# Taming feral pigeons



## kittylover7 (May 5, 2012)

----------


----------



## spirit wings (Mar 29, 2008)

kittylover7 said:


> Is it possible to tame a feral pigeon? If so, how?
> 
> I am a great lover of pigeons. I do not own any, but I'm not interested in pedigree or racing. Can you BUY a feral pigeon?


there are allot of unreleasble feral pigeons in need of homes.. try this link. or a rehabber in your state.

http://www.mickacoo.org/


----------



## jondove (Nov 17, 2011)

You may try this link instead, as I understand you are from the UK: http://www.pigeon-aid.org.uk/pa/html/adoptapigeon.php


----------



## John_D (Jan 24, 2002)

kittylover7 said:


> Is it possible to tame a feral pigeon? If so, how?
> 
> I am a great lover of pigeons. I do not own any, but I'm not interested in pedigree or racing. Can you BUY a feral pigeon?


You can't buy them, no 

People do have difficulty finding homes for rescued pigeons or unwanted racing pigeons, though. If you are on Facebook, you may like to offer a home to a rescued feral on the Pigeon and Dove Rescue group

I would expect that people there would be happy to see a potential adopter


----------



## spirit wings (Mar 29, 2008)

kittylover7 said:


> Thanks, I'll probably use that site.


oops, Im sorry kittylover..did not check your location..so the sight I posted will not be of help.


----------



## Jaye (Mar 13, 2008)

Keep in mind, Mickacoo has no interest in Feral rescues. They only do Kings.

It's a great cause, Kings are wonderful companion birds....but they have no hand in helping out rescued and unreleasable Ferals. 

Also, the poster is in UK, so mickacoo wouldn't be very convenient ...as SW already pointed out.

If you would like some unreleasable Ferals...as noted by others there are far MORE in the world than there are homes for them...post your location and ALSO begin a thread in the adoption section and I am pretty sure if any Feral rescuer is near you, you can work something out.

It would help significantly if you can also tell us a bit about yourself and the setup you intend to have....also, how did you get into being interested ?


----------



## Quazar (Jul 27, 2010)

kittylover7 said:


> How I got interested? I've always liked animals, and seeing all the feral pigeons, seeing them being chased and insulted, it made me annoyed. Then I realised you can OWN a pigeon.


Well, not quite, you may think you can, but more like the pigeon will own YOU


----------



## Chitee&Pumba (Apr 26, 2012)

Nice song must listen to it.. 

http://www.youtube.com/watch?v=y97SXJR8cVo&feature=related


----------



## Coco:3 (Sep 29, 2012)

kittylover7 said:


> Is it possible to tame a feral pigeon? If so, how?
> 
> I am a great lover of pigeons. I do not own any, but I'm not interested in pedigree or racing. Can you BUY a feral pigeon?
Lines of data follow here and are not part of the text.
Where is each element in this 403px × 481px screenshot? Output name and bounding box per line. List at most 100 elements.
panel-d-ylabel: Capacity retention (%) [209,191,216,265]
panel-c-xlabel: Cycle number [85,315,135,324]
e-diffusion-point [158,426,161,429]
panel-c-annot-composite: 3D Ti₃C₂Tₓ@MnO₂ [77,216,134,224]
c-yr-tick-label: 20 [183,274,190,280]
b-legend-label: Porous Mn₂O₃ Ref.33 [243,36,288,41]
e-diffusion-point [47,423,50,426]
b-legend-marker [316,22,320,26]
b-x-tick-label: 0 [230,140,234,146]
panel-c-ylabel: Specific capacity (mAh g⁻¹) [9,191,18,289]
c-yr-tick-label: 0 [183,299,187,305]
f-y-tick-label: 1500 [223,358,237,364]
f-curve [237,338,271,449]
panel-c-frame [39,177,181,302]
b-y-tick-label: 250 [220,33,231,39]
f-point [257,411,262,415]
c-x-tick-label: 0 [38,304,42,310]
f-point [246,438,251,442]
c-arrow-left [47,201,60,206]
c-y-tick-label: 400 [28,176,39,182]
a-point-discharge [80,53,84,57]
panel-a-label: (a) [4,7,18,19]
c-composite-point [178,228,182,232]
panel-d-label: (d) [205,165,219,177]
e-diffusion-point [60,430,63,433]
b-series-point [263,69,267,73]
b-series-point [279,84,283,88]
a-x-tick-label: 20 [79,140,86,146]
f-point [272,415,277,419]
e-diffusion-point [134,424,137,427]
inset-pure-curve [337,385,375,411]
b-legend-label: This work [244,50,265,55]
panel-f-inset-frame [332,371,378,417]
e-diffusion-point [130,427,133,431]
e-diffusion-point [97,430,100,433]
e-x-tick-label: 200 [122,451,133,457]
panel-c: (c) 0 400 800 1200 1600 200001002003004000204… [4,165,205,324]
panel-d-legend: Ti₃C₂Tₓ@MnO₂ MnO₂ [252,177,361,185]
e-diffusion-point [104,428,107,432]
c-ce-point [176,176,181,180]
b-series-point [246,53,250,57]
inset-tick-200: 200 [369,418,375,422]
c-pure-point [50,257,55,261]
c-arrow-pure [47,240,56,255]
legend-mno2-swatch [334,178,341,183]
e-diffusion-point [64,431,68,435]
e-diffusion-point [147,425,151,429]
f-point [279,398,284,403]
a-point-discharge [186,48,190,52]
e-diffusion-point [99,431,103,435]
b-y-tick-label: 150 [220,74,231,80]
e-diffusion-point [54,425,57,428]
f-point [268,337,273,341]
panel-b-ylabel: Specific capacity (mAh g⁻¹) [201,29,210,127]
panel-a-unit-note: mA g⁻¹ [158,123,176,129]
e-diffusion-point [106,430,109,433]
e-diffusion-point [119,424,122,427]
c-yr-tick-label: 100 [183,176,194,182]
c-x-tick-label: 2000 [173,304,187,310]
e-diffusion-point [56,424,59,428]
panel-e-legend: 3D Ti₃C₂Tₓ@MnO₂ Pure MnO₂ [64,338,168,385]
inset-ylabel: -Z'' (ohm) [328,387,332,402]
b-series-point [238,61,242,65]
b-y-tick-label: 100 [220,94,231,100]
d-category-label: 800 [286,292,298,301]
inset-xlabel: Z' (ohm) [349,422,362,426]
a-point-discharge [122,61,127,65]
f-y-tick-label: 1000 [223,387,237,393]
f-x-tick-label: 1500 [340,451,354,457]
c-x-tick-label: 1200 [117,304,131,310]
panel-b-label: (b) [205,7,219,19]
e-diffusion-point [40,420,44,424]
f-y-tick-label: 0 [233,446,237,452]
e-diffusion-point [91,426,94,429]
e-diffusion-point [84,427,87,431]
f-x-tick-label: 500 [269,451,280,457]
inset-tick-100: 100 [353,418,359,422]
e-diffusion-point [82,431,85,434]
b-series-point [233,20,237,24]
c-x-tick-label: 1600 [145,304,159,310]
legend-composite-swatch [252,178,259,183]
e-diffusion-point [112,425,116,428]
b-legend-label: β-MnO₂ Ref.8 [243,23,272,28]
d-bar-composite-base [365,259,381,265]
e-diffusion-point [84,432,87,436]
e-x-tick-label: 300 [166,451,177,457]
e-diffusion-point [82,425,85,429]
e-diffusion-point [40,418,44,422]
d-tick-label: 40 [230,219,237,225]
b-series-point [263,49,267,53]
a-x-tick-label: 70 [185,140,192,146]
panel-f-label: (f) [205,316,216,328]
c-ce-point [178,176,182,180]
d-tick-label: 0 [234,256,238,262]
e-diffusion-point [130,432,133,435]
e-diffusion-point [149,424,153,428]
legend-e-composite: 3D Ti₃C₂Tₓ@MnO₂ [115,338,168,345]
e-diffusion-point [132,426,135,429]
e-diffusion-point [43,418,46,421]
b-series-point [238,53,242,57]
I think you can tame one mine is about a mouth and a couple weeks old and his tame and a feral pigeon  me and my family love coco so much that we decided to keep him:3 I think all you have to do to tame a feral pigeon is to problly talking to him /her hold him let it adjust to you 
Hope I helped


----------



## Lexygurl (Jun 28, 2007)

Where are you located? I have a hand raised feral in need of a home and know a rehabilitator who has plenty more.


----------



## WALEED (Oct 7, 2011)

Feed the feral pigeons in your garden and don't scare them they will become very tame. I have lots that come to my garden and there not scared of me. They are practically like pets when they get used to you and when they are in trouble or ill you can help the flock. Build them a cage that's high up away from danger and feed them in it. Make nest boxes in it and perches they will stay if they want to and be like indirect pets.


----------